Cartilage has an intrinsically low
healing capacity, thereby requiring
surgical intervention. However, limitations of biological grafting
and existing synthetic replacements have prompted the need to produce
cartilage-mimetic substitutes. Cartilage tissues perform critical
functions that include load bearing and weight distribution, as well
as articulation. These are characterized by a range of high moduli
(≥1 MPa) as well as high hydration (60–80%). Additionally,
cartilage tissues display spatial heterogeneity, resulting in regional
differences in stiffness that are paramount to biomechanical performance.

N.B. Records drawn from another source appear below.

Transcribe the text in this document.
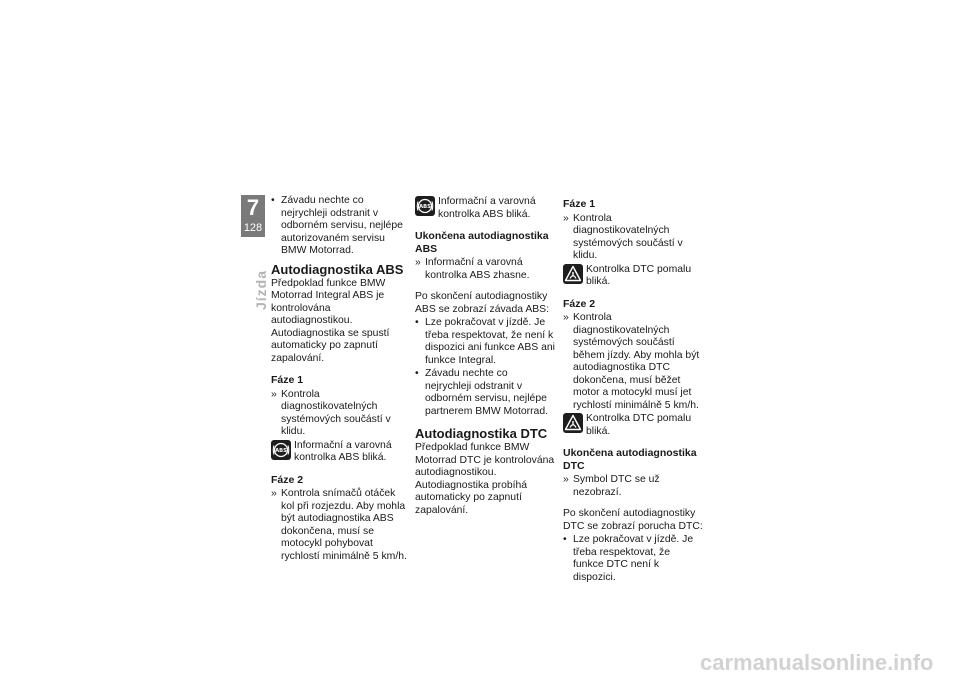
7
128
Jízda
• Závadu nechte co nejrychleji odstranit v odborném servisu, nejlépe autorizovaném servisu BMW Motorrad.
Autodiagnostika ABS

Předpoklad funkce BMW Motorrad Integral ABS je kontrolována autodiagnostikou. Autodiagnostika se spustí automaticky po zapnutí zapalování.

Fáze 1
» Kontrola diagnostikovatelných systémových součástí v klidu.
ABS Informační a varovná kontrolka ABS bliká.
Fáze 2
» Kontrola snímačů otáček kol při rozjezdu. Aby mohla být autodiagnostika ABS dokončena, musí se motocykl pohybovat rychlostí minimálně 5 km/h.
ABS Informační a varovná kontrolka ABS bliká.
Ukončena autodiagnostika ABS
» Informační a varovná kontrolka ABS zhasne.

Po skončení autodiagnostiky ABS se zobrazí závada ABS:

• Lze pokračovat v jízdě. Je třeba respektovat, že není k dispozici ani funkce ABS ani funkce Integral.
• Závadu nechte co nejrychleji odstranit v odborném servisu, nejlépe partnerem BMW Motorrad.
Autodiagnostika DTC

Předpoklad funkce BMW Motorrad DTC je kontrolována autodiagnostikou. Autodiagnostika probíhá automaticky po zapnutí zapalování.

Fáze 1
» Kontrola diagnostikovatelných systémových součástí v klidu.
Kontrolka DTC pomalu bliká.
Fáze 2
» Kontrola diagnostikovatelných systémových součástí během jízdy. Aby mohla být autodiagnostika DTC dokončena, musí běžet motor a motocykl musí jet rychlostí minimálně 5 km/h.
Kontrolka DTC pomalu bliká.
Ukončena autodiagnostika DTC
» Symbol DTC se už nezobrazí.

Po skončení autodiagnostiky DTC se zobrazí porucha DTC:

• Lze pokračovat v jízdě. Je třeba respektovat, že funkce DTC není k dispozici.
carmanualsonline.info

Thus, cartilage substitutes would ideally recapitulate both local
and regional properties. Toward this goal, triple network (TN) hydrogels
were prepared with cartilage-like hydration and moduli as well as
adhesivity to one another. TNs were formed with either an anionic
or cationic 3rd network, resulting in adhesion upon contact
due to electrostatic attractive forces. With the increased concentration
of the 3rd network, robust adhesivity was achieved as characterized
by shear strengths of ∼80 kPa. The utility of TN hydrogels
to form cartilage-like constructs was exemplified in the case of an
intervertebral disc (IVD) having two discrete but connected zones.
Overall, these adhesive TN hydrogels represent a potential strategy
to prepare cartilage substitutes with native-like regional properties.